Mid Wales Opera has claimed that Arts Council Wales' latest funding round showed prejudice against conventional opera and classical music.
An opera company has accused Arts Council Wales (ACW) of maladministration alleging it was unfairly denied funding.
Mid Wales Opera (MWO) appealed the original decision by ACW that saw it lose all its £107,000 annual funding, claiming that the appraisal “fundamentally misunderstands and misrepresents the question of how we pay artists”.
An independent assessor agreed with the company that there had been some errors in the appraisal, but it did not find the mistake sufficient to justify advancing the appeal to a panel hearing.
Following the rejection of its appeal, MWO lodged a complaint to the National Ombudsman for Wales, calling the appraisal process “manifestly inaccurate and inadequate” and “ignorant” of standard practice for opera companies.
However, the Ombudsman has ruled that the complaint falls outside its remit.
MWO had been seeking increased annual funding of £310,000. Chair of MWO Gareth Williams said although financing is in place for its upcoming season, once its ACW funding ceases, it will "probably prove impossible to continue our work”, though the company hopes to be able to draw on reserves to fund a final tour next autumn.
The funding decision comes amid a challenging funding climate for opera in Wales after ACW’s latest financing round saw an overall increase in grants across the arts, while opera experienced a £607,000 drop.
Welsh National Opera received the largest single funding allocation of ACW funding at £4.1m a year, but the company said this still represented a 10% cut against its application for standstill funding.
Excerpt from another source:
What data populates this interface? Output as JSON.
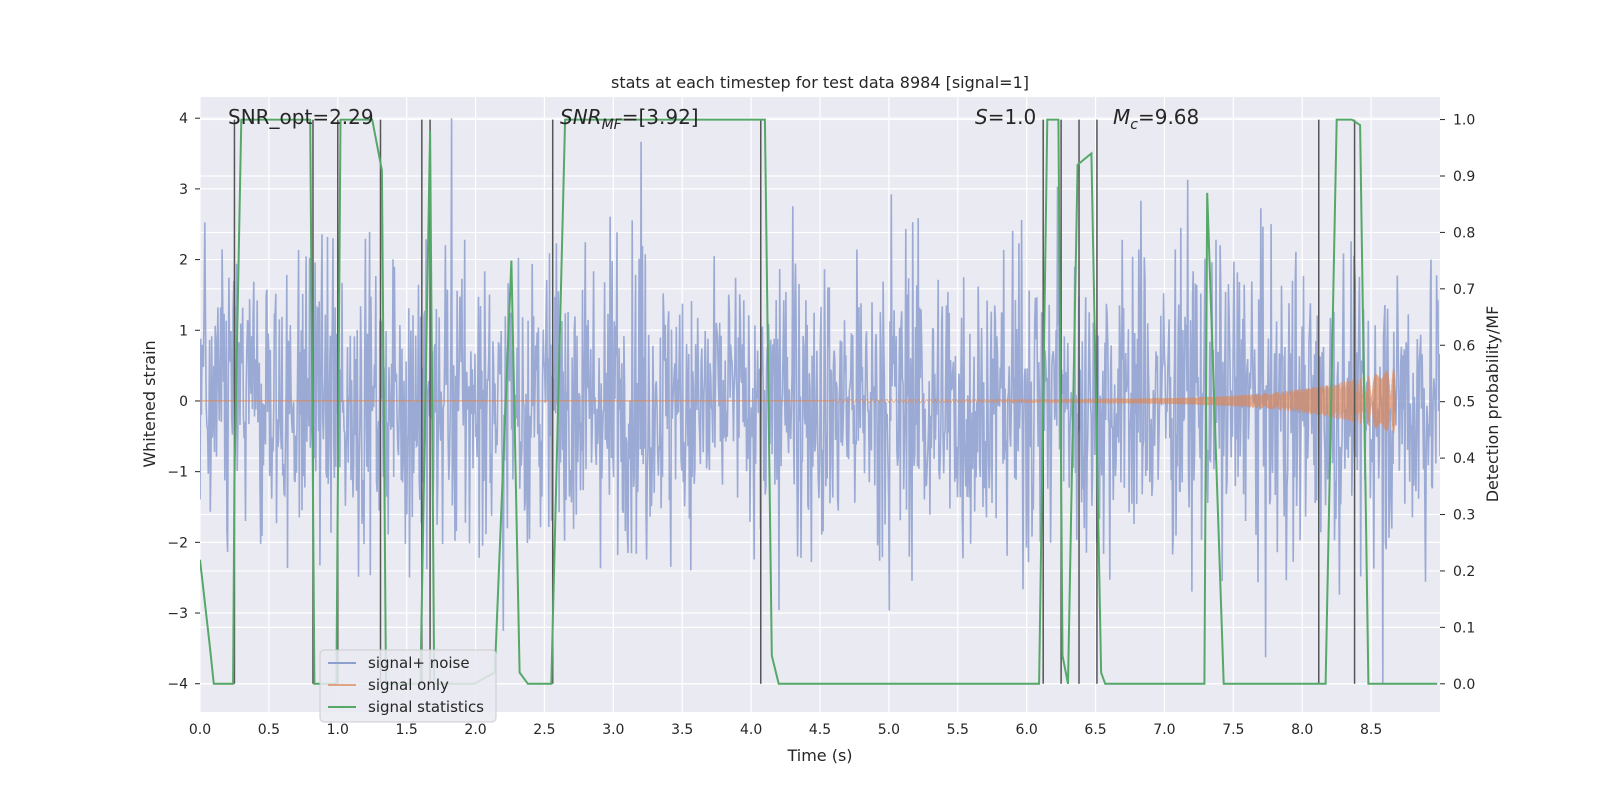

This followed a 35% reduction of Arts Council England funding that led to a curtailing of the company’s touring.
Mid Wales Opera’s complaint against ACW’s decision centres around a statement in its appraisal that inaccurately said the company doesn't pay standard industry rates.
Williams, called the statement “a travesty”, saying that it misinterpreted the company's concerns that it would be “at severe risk of being unable to match standard industry rates” in the future without the uplift in support it had applied for.
MWO, which seeks to cast half of its performers from artists under 30, said it was “committed to paying all our performers at industry standard rates and to ensuring fair pay and conditions for all our freelance staff”.
In its letter to the Ombudsman, MWO said that the decision not to proceed with the appeal in light of ACW's mistake on payment of singers was “manifestly unjust and incompatible with the gravity of the misrepresentation in the appraisal process.”
Additionally, MWO disputed ACW’s assessment of its projected audience figures over three years and whether the number of performances it staged annually was “relatively low” when taken in the context of other opera companies.
The company also alleged that there was a pre-existing prejudice in the funding round against more conventional opera and classical music.
A spokesperson for Arts Council of Wales said difficult decisions had to be made. It said an indpendent review of the decision was undertaken and completed in line with its published process.
"The reviewer notified both parties at same time regarding their final decision on the eligibility of the appeal and the reasons for this. The reviewer undertakes this role without consultation with either the appellant or the Arts Council of Wales.
"Therefore, it would not be appropriate for us to comment on the independent reviewer’s opinion. Our published guidelines state that the decision of the independent reviewer is final and there is no further right of appeal against this decision.
"As the appeals process has not yet concluded, it would not be appropriate for Arts Council of Wales to respond to further questions regarding Mid Wales Opera’s appeal."